By default, secrets are not further encrypted. You must use a secrets manager to get application-level encryption.
Bringing it all together
You can integrate the controls described earlier to achieve a highly available system that does the following:
- Separates key management from secrets management.
- Maintains a root of trust.
- Provides a way to rotate keys regularly to limit the impact of a key compromise.
- Provides a way to encrypt data at the application layer.
The following diagram shows the architecture for the system.
In this architecture, Vault servers are deployed to a dedicated GKE cluster. A Cloud Storage bucket is used to store the keys. Cloud KMS provides key management for keys that are used to encrypt secrets at the application layer and to manage the keys to encrypt the key used to seal and unseal Vault.
To implement this architecture, you do the following:
- Create a Google Cloud project where you configure Vault. This project is separate from the project for your applications.

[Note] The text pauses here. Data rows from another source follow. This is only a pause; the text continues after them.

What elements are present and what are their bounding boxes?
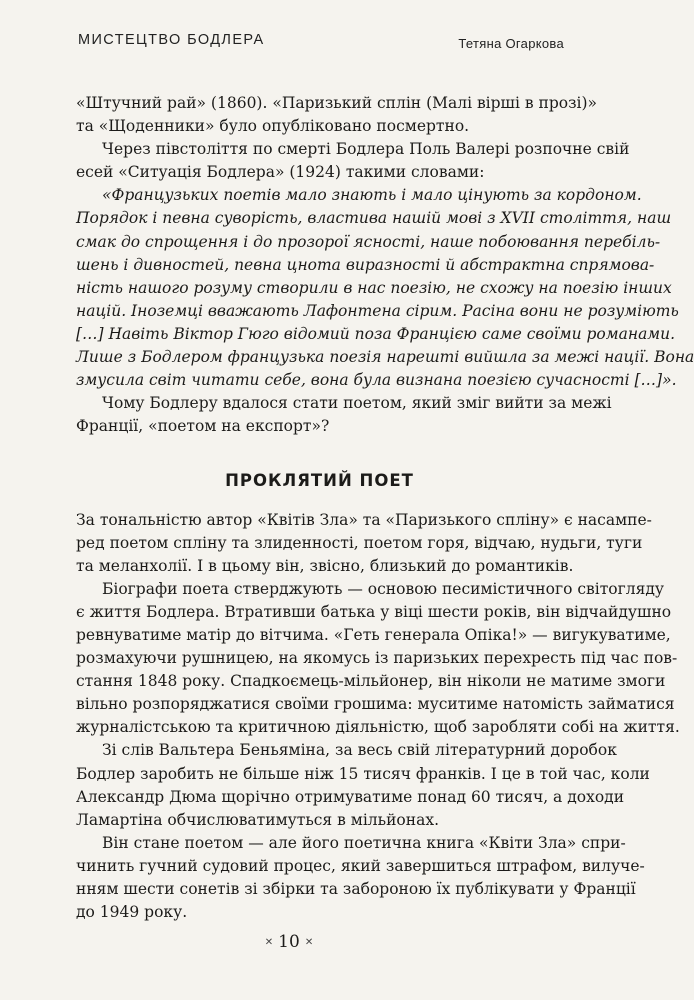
text-line: ред поетом спліну та злиденності, поетом горя, відчаю, нудьги, туги — [76, 533, 643, 552]
text-line: За тональністю автор «Квітів Зла» та «Паризького спліну» є насампе- — [76, 510, 652, 529]
text-line: Біографи поета стверджують — основою песимістичного світогляду — [102, 579, 665, 598]
text-line: есей «Ситуація Бодлера» (1924) такими словами: — [76, 163, 485, 182]
text-line: націй. Іноземці вважають Лафонтена сірим. Расіна вони не розуміють — [76, 301, 679, 320]
text-line: Він стане поетом — але його поетична книга «Квіти Зла» спри- — [102, 833, 626, 852]
text-line: вільно розпоряджатися своїми грошима: муситиме натомість займатися — [76, 695, 675, 714]
page-number: 10 — [278, 932, 300, 952]
text-line: смак до спрощення і до прозорої ясності, наше побоювання перебіль- — [76, 232, 661, 251]
author-name: Тетяна Огаркова — [458, 36, 564, 51]
text-line: шень і дивностей, певна цнота виразності й абстрактна спрямова- — [76, 255, 655, 274]
text-line: «Французьких поетів мало знають і мало цінують за кордоном. — [102, 186, 642, 205]
text-line: Через півстоліття по смерті Бодлера Поль Валері розпочне свій — [102, 140, 630, 159]
ornament-icon: ✕ — [264, 937, 274, 948]
ornament-icon: ✕ — [304, 937, 314, 948]
text-line: є життя Бодлера. Втративши батька у віці шести років, він відчайдушно — [76, 602, 672, 621]
text-line: нням шести сонетів зі збірки та забороною їх публікувати у Франції — [76, 880, 636, 898]
text-line: Франції, «поетом на експорт»? — [76, 417, 330, 436]
text-line: та «Щоденники» було опубліковано посмертно. — [76, 117, 470, 136]
text-line: […] Навіть Віктор Гюго відомий поза Францією саме своїми романами. — [76, 324, 676, 343]
text-line: стання 1848 року. Спадкоємець-мільйонер, він ніколи не матиме змоги — [76, 672, 666, 691]
text-line: змусила світ читати себе, вона була визнана поезією сучасності […]». — [76, 371, 677, 390]
text-line: «Штучний рай» (1860). «Паризький сплін (Малі вірші в прозі)» — [76, 94, 598, 112]
paragraph — [76, 138, 630, 184]
text-line: Порядок і певна суворість, властива нашій мові з XVII століття, наш — [76, 209, 672, 228]
text-line: ність нашого розуму створили в нас поезію, не схожу на поезію інших — [76, 278, 672, 297]
page-footer — [0, 932, 578, 952]
paragraph — [76, 509, 652, 578]
section-heading: ПРОКЛЯТИЙ ПОЕТ — [225, 471, 414, 491]
text-line: чинить гучний судовий процес, який завершиться штрафом, вилуче- — [76, 856, 645, 875]
page-body — [76, 92, 694, 924]
book-title: МИСТЕЦТВО БОДЛЕРА — [78, 32, 265, 48]
text-line: Зі слів Вальтера Беньяміна, за весь свій літературний доробок — [102, 741, 617, 760]
quote-block — [76, 184, 694, 392]
text-line: Александр Дюма щорічно отримуватиме понад 60 тисяч, а доходи — [76, 787, 625, 806]
text-line: ревнуватиме матір до вітчима. «Геть генерала Опіка!» — вигукуватиме, — [76, 625, 671, 644]
text-line: Ламартіна обчислюватимуться в мільйонах. — [76, 810, 439, 829]
paragraph — [76, 392, 612, 438]
paragraph — [76, 92, 598, 138]
text-line: Лише з Бодлером французька поезія нарешті вийшла за межі нації. Вона — [76, 348, 694, 367]
running-head — [78, 28, 564, 52]
paragraph — [76, 832, 645, 924]
text-line: та меланхолії. І в цьому він, звісно, близький до романтиків. — [76, 556, 574, 575]
text-line: журналістською та критичною діяльністю, щоб заробляти собі на життя. — [76, 718, 680, 737]
text-line: розмахуючи рушницею, на якомусь із паризьких перехресть під час пов- — [76, 649, 678, 668]
paragraph — [76, 739, 650, 831]
text-line: до 1949 року. — [76, 903, 188, 922]
text-line: Бодлер заробить не більше ніж 15 тисяч франків. І це в той час, коли — [76, 764, 650, 783]
text-line: Чому Бодлеру вдалося стати поетом, який зміг вийти за межі — [102, 394, 612, 413]
paragraph — [76, 578, 680, 740]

- Create a Cloud KMS key ring and cryptographic key that's suitable for encrypting and decrypting Vault master keys and root tokens.
- Create a GKE cluster to deploy Vault by using the guidance in the applicable cluster hardening guide (GKE or Anthos clusters on VMware).
- Deploy Vault to the GKE cluster.
- Enable the HashiCorp Google Cloud secrets engine in order to manage short-lived credentials.
- Enable the HashiCorp Google KMS secrets engine to provide a system that can enable envelope encryption for application-layer encryption of your Kubernetes cluster secrets.